CLINTON — Trucks registered to carry more than 5 tons may soon have to follow new routes through Clinton.
The Rules and Regulations Committee this week moved forward an ordinance amendment on truck routes. City Attorney Jeffrey Farwell said the current rule allows the trucks to travel on roads on which they are making deliveries.
"What that resulted in of course, is we end up with trucks running down Bluff (Boulevard), which isn't necessarily a good idea," Farwell said. He has also received complaints of them using 13th Avenue North a lot.
The amendment will create a beltway around the city from various marked highways. This would include US 67, Iowa 136, US 30 and Mill Creek Parkway. It also encompasses South Second Street from the intersection of Seventh Avenue South, heading south to 15th Avenue South and then west on 15th Avenue South to South Third Street and then south to 17th Avenue South and ending west on 17th Avenue South.
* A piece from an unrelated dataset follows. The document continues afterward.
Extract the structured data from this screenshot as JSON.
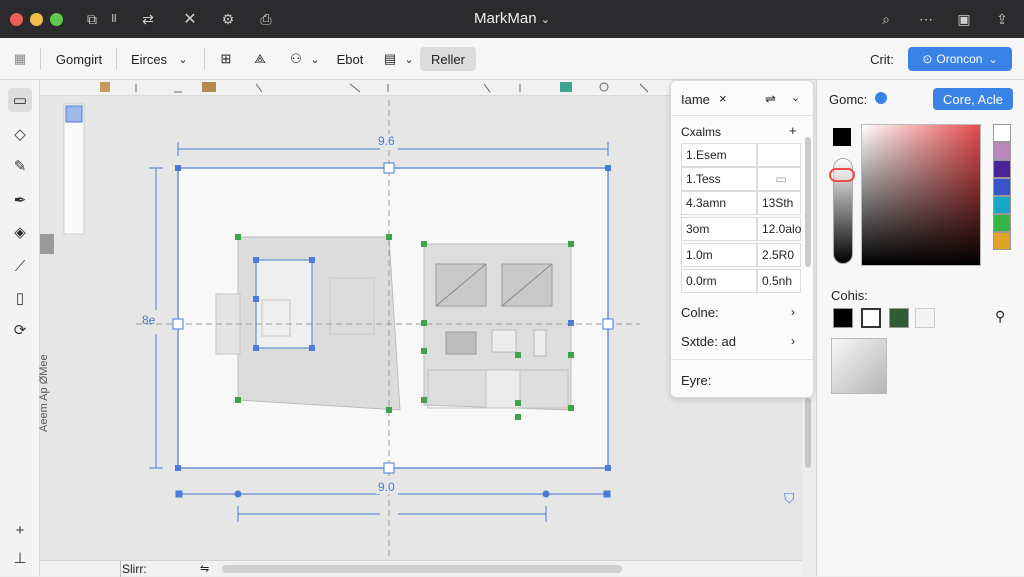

Farwell said, for example, that drivers will not be able to travel from Mill Creek Parkway down 13th Avenue North all the way to Second Street anymore.
Other streets will be off limits to trucks weighing more than 10,000 pounds, unless a delivery location is on that street. These locations include: Harrison Drive from South 14th Street to 21st Street; the Fourth Street viaduct/underpass; Eighth Avenue South from Third Street to South Second Street; 12th Avenue North from 11th Street; 16th Street Northwest; 15th Avenue South from South Third Street to South Fourth Street; Springdale Drive from 13th Avenue North to 19th Avenue North. Farwell pointed out that the city just fixed Springdale and 16th Street Northwest.
The committee also agreed to move forward with amendments concerning the city administrator position. One amendment will allow the council to designate a person to execute the administrator's duties in her absence. The other amendment aligns the administrator's severance salary and benefits with the individual's contract.
Ward 4 Councilman Paul Gassman also addressed the summer watering credit program. He told the committee about a senior who has not received a real benefit to the program due to the $25 processing fee and asked if there was a way to waive that fee. The committee will revisit the topic after looking into senior programs in other cities.